Research efforts are constantly gathering data on air and water pollution in an effort to clean emissions and reduce particulates and improve the quality of the resources that surround us. Professionals are hired, data is collected, systems are designed, and a better outcome is proposed and put into action.

So why, in the face of continued mass shootings, are we not employing the same efforts toward recognizing and eradicating this catastrophic problem?

Christine Porter said...

Agree with everything you have written Lea, and like you, I cannot imagine why anyone wants/needs a semi automatic weapon, personally I wouldn't ever want any kind of gun. You realize that is a losing battle though when you see a relative of someone who was killed in Las Vegas say that they are totally against any kind of gun control and her uncle (who was killed) would never have wanted there to be any legislation to take guns away from people. "Can't mess with the 2nd amendment" I think was her comment. Sigh....... a losing battle.

Lea said...

Thank you all for your comments. I've had so many conversations with people lately, many making points like Joanie's about countless items or circumstances that have sparked safety concerns that led to legislation and regulation. And yet, not guns...It is shameful. Incomprehensible. heart-breaking. Two members of Congress have been shot, but that wasn't enough. Does it have to be so intensely personal that one of them loses a wife, husband, or child to shake their hands from their wallets so they are compelled to act on behalf of the people's well-being?

Katherine Schoettle said...

I agree with all that has been said. Maybe term limits is the way to start having representatives and senators with integrity. After all, if they cannot continue in office anyway, perhaps they would stop being so beholden to the powerful lobbies.
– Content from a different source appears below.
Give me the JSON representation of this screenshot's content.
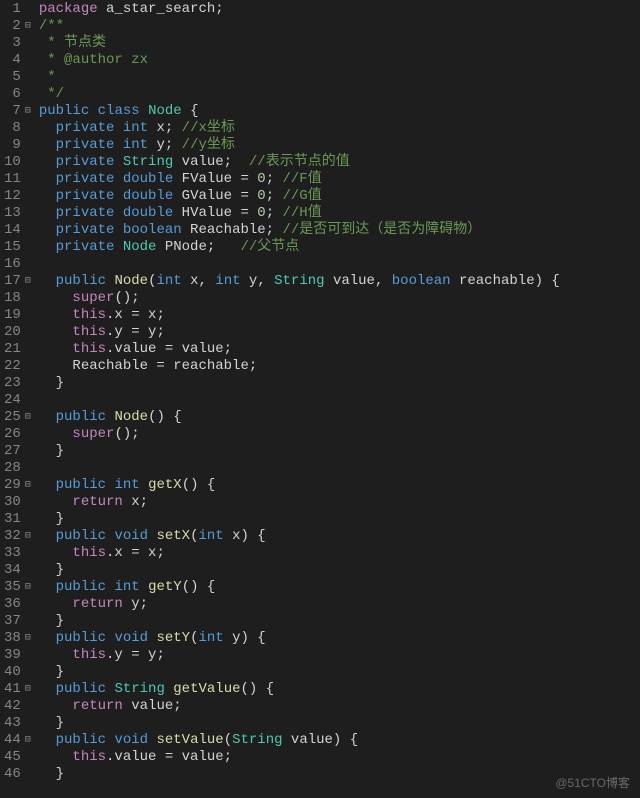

I agree that I thought after Newtown, things would change. I tried to figure out the best way to protect the students in my care if a gunman invaded the school, but I hoped that Congress would begin to make a change. It did not happen. I cannot understand why our government representatives are unable to imagine the pain a family feels when a loved one is killed. Deer and other animals do not shoot back. There is no need for such high powered weapons.

Lea said...

I agree Katie. I think the ONLY answer to this ineffective Congress IS term limits....but they are the ones who would have to vote in that change...! Such a catch-22!